Make a routine out of a single hug and kiss and a sentence that the child will acknowledge as your commitment to them; it may go something like:,

‘I love you, have a lovely day and I can’t wait - for you to tell me all about it / to see you at 3pm / to hear your adventures.’


Self-care: as a parent it’s really easy to fall into the space of taking on all the responsibility to make sure everyone is in the right place, at the right time and fully equipped. But as a parent, practising the routines set up with the family also enables you to have a better paced day. Allowing the family to help where they can, promotes family cohesion (the glue that holds the family together through appreciation and mutual respect) and manufactures enough space for you to enjoy working as a team. Modelling some of the behaviour you are trying to promote, such as going to bed earlier, closing screens down a good hour before bed so you are well relaxed and preparing bags, clothes and lunch boxes the night before can also bolster the agreed family routines. Children often mirror the actions parents display so without setting specific routines these additional behaviours encourage positive activity.


Thinking ahead: As a parent life always moves more smoothly when we think ahead and are prepared for events, and so it is for our children. Keeping a family calendar in full view helps everyone know what others are doing and mentally primes us for small, daily changes. Again modelling, using regular reference to the calendar will show younger children where they can access information about changes and allow them to use their routines to accommodate them. Thinking ahead though isn’t just about diary dates, creating a routine of talking through what’s to come can also empower our children and encourage excitement rather than anxiety towards new and challenging developments. School topics, syllabi, expectations and responsibilities will change with the progression of a new school year, but they won’t all happen in the first week of term. As the months unroll, they will reveal themselves, so constant conversation of what’s about to come can be really helpful to see how your child feels and offers sufficient time to help them adjust and feel positive towards their own progression.

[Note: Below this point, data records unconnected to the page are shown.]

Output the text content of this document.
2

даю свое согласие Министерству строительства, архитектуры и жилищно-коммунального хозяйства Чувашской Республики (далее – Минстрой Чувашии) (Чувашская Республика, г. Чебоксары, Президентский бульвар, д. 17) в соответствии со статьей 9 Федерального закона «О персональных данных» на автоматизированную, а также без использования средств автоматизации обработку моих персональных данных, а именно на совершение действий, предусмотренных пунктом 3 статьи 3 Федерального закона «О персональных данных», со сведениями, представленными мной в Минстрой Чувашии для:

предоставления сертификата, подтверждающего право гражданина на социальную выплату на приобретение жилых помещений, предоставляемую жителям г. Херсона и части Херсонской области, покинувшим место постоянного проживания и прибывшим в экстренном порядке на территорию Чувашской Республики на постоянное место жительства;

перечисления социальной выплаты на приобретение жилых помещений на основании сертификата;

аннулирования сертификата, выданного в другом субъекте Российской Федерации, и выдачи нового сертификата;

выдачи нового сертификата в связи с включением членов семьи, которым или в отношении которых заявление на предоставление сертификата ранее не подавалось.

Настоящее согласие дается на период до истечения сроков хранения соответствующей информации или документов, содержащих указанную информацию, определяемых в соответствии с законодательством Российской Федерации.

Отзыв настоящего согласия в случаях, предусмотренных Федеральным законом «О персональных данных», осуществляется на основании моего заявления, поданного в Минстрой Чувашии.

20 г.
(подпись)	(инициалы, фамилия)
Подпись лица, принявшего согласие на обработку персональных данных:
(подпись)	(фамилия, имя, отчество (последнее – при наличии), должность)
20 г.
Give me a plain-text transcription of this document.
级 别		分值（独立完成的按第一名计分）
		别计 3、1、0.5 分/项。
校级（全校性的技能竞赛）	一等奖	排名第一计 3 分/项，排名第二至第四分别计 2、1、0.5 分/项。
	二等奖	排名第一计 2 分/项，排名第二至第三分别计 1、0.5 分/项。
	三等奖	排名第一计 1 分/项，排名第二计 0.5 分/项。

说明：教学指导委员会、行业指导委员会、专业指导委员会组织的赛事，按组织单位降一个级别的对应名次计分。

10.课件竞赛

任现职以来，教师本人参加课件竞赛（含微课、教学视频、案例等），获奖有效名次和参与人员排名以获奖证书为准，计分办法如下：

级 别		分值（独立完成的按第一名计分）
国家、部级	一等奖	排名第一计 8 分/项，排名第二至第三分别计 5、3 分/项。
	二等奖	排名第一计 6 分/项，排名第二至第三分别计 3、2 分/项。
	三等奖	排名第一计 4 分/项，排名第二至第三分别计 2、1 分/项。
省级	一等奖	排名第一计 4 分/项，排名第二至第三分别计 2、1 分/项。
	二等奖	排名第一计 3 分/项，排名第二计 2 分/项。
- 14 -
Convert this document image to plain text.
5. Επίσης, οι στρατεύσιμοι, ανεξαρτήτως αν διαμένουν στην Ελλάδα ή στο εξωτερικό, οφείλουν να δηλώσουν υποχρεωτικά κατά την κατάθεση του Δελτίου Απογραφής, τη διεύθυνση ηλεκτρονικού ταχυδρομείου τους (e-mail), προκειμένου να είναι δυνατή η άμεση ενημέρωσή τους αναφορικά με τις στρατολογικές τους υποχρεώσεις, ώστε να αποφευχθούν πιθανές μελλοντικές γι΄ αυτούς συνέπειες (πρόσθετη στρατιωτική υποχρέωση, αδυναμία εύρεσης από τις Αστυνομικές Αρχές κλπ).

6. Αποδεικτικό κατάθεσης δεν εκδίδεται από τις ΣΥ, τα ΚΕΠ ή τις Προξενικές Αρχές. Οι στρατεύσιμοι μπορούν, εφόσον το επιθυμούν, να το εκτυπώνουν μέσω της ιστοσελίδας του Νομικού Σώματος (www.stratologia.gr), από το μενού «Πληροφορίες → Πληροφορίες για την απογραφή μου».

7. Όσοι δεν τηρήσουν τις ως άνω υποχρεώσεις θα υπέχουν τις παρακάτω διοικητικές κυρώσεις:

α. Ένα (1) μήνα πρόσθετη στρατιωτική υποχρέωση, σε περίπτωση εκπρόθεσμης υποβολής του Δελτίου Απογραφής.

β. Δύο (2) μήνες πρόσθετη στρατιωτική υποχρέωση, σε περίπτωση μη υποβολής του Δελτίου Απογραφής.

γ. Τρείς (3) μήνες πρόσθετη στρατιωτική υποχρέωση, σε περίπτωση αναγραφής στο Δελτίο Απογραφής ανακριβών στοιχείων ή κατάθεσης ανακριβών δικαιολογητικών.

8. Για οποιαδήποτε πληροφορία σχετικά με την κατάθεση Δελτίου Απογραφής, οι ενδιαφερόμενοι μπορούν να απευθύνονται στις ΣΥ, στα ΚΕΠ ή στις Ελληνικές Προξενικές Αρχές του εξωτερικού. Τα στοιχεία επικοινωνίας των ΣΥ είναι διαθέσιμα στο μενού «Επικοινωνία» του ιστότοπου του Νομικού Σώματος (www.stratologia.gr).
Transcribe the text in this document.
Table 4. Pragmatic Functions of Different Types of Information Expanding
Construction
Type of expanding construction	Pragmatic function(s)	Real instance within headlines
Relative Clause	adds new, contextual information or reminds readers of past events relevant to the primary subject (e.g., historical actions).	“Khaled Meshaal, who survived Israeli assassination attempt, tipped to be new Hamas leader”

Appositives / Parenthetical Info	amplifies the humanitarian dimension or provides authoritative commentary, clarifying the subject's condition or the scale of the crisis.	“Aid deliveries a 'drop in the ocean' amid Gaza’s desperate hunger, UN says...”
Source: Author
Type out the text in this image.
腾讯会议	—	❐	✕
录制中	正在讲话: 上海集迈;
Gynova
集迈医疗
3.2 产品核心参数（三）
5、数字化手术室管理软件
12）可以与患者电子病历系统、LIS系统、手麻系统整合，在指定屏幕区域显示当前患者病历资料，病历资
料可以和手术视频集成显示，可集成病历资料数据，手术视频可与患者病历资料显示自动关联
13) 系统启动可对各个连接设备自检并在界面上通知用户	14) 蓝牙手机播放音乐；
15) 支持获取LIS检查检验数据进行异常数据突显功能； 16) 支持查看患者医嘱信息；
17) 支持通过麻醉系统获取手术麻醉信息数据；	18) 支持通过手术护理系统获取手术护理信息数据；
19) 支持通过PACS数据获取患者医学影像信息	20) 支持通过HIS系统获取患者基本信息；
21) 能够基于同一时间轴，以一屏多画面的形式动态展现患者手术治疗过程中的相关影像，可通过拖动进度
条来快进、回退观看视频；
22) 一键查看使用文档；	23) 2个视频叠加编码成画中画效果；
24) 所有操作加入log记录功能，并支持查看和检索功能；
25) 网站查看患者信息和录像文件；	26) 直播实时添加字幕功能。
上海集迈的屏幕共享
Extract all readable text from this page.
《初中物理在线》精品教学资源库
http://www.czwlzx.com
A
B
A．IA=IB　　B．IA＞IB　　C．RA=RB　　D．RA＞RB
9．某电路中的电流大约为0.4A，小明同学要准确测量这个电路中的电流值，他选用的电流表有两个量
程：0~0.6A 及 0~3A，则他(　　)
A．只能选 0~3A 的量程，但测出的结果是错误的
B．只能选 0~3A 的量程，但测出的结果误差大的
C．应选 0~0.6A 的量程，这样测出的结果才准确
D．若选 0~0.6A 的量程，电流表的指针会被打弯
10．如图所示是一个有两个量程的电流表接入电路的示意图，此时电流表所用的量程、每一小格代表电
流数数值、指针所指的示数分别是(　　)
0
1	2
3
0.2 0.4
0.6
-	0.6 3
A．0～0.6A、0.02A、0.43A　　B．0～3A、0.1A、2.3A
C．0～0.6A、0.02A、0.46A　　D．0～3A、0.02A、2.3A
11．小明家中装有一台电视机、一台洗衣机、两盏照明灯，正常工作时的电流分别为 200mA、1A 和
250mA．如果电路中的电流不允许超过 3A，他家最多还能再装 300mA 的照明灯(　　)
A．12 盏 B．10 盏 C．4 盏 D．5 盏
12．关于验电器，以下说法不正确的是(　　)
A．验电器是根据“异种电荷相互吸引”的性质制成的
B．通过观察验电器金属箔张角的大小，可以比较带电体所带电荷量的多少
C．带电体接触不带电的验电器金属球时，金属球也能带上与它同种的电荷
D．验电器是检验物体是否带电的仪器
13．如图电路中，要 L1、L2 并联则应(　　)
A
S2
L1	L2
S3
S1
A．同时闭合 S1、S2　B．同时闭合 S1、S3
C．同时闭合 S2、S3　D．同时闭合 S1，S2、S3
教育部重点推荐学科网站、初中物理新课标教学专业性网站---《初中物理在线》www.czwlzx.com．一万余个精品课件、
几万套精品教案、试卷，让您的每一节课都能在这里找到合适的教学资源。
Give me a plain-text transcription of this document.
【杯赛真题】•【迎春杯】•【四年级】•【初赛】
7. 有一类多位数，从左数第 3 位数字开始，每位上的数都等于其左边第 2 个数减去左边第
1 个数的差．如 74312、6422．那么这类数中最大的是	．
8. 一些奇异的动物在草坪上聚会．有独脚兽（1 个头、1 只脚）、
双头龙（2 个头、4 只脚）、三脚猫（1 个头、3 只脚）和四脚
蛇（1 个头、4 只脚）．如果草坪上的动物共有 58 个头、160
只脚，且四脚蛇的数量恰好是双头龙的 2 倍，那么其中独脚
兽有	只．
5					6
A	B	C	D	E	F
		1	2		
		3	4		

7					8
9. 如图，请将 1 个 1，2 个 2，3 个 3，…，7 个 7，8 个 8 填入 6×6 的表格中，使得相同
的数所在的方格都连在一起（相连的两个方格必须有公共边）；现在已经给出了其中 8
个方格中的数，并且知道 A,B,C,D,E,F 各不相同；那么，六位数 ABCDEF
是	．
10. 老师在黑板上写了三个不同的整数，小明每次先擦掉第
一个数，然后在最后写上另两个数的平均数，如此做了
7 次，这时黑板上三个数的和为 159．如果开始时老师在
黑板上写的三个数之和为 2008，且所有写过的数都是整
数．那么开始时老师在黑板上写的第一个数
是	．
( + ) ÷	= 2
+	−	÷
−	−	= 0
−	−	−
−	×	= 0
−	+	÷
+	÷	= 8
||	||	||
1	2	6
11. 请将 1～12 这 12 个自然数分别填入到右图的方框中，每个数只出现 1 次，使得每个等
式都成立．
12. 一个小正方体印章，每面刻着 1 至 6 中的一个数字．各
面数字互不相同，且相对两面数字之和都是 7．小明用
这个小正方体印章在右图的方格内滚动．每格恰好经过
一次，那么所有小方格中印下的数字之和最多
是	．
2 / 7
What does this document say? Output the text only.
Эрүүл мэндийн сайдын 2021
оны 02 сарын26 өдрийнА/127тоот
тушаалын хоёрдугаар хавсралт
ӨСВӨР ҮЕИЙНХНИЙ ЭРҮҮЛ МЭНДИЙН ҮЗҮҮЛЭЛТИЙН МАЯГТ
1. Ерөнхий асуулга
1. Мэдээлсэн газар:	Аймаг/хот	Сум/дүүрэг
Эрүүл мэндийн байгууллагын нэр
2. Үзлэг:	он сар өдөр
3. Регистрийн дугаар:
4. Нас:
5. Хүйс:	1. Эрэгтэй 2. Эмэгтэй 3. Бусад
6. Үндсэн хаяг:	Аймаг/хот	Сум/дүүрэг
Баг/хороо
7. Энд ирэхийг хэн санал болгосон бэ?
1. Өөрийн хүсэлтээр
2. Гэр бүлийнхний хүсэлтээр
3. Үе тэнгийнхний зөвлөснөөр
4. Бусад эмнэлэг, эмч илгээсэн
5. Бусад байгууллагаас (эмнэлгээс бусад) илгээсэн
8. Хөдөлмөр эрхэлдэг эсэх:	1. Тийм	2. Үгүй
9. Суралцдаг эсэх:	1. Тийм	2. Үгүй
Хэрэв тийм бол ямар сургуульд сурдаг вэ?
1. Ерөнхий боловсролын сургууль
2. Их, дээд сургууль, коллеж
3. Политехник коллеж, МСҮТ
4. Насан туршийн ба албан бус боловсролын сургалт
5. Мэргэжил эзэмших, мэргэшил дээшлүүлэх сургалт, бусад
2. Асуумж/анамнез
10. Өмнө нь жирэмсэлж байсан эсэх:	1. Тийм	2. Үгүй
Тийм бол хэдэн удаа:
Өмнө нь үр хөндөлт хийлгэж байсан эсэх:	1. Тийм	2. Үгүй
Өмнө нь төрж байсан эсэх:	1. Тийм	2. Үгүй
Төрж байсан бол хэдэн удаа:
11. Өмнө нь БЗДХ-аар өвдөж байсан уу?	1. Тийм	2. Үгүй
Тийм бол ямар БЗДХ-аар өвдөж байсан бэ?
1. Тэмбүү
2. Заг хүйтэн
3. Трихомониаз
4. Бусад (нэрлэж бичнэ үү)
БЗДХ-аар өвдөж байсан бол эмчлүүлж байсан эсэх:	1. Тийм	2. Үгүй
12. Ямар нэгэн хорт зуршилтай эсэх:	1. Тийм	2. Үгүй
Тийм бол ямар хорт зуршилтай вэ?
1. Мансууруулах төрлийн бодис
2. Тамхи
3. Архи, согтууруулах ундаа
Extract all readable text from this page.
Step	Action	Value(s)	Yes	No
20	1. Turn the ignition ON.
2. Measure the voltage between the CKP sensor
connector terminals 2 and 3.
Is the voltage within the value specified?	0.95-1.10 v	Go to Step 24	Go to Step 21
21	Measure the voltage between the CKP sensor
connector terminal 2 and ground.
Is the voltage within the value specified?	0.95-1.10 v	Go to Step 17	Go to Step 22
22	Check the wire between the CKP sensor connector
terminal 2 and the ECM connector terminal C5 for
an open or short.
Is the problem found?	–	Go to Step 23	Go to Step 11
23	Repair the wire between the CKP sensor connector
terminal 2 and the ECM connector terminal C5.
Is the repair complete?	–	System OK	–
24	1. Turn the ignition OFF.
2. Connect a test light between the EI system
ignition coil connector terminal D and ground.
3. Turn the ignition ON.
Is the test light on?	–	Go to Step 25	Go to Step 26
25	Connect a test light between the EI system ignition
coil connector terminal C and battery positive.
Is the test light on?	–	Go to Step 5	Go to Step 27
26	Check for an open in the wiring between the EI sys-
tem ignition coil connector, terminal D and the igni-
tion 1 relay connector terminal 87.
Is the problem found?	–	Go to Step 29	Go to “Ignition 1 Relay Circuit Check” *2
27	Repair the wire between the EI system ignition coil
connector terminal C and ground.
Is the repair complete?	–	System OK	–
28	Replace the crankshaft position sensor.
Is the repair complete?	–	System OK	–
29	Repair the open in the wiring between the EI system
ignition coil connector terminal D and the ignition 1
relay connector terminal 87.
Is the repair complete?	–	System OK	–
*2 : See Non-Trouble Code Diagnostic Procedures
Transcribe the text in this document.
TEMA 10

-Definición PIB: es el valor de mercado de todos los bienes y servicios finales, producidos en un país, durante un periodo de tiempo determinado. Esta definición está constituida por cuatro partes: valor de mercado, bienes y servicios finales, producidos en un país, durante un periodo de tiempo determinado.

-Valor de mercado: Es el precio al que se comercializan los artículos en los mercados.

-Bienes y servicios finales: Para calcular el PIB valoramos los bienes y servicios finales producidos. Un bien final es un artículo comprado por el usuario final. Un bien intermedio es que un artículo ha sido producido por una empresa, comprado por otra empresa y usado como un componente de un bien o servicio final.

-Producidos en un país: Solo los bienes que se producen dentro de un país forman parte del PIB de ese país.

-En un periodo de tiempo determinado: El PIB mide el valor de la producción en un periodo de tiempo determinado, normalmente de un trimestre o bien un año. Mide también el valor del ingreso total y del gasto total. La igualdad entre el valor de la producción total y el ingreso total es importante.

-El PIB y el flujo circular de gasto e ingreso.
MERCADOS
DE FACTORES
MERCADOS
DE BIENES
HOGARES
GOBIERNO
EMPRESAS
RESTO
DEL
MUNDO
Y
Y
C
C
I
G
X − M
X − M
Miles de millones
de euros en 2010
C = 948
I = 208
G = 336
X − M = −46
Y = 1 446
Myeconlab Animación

Lastly, get into a routine of asking for help: In the UK we used the assumptive positive parenting model where we assume all parents can do a great job of parenting without the need for free, accessible support. Typically, as parents we wait until the wheels drop off and we feel totally at sea before asking for external, professional help. Why? Parenting is the hardest job any of us will ever do. There is no parent that hasn’t had times when they are unsure, lost or totally overwhelmed, and plenty of parents who have tried all the suggestions of friends and modelled all the behaviours seen as a child growing up and yet challenges persist. Schools deal with children all day long, teachers are trained to get the best out of them and most schools have specific support staff to help parents who have questions and need advice. Some even have specific parent support help and others who work with agencies like Place To Be will work with children and parents. Don’t struggle alone, this usually leads to making matters worse, as a parent, you deserve to be supported. (For free confidential advice and support go to https://www.familylives.org.uk/)


Good luck to everyone for the new year ahead, I wish happiness and success for all.


As always, your thoughts and comments are most welcome.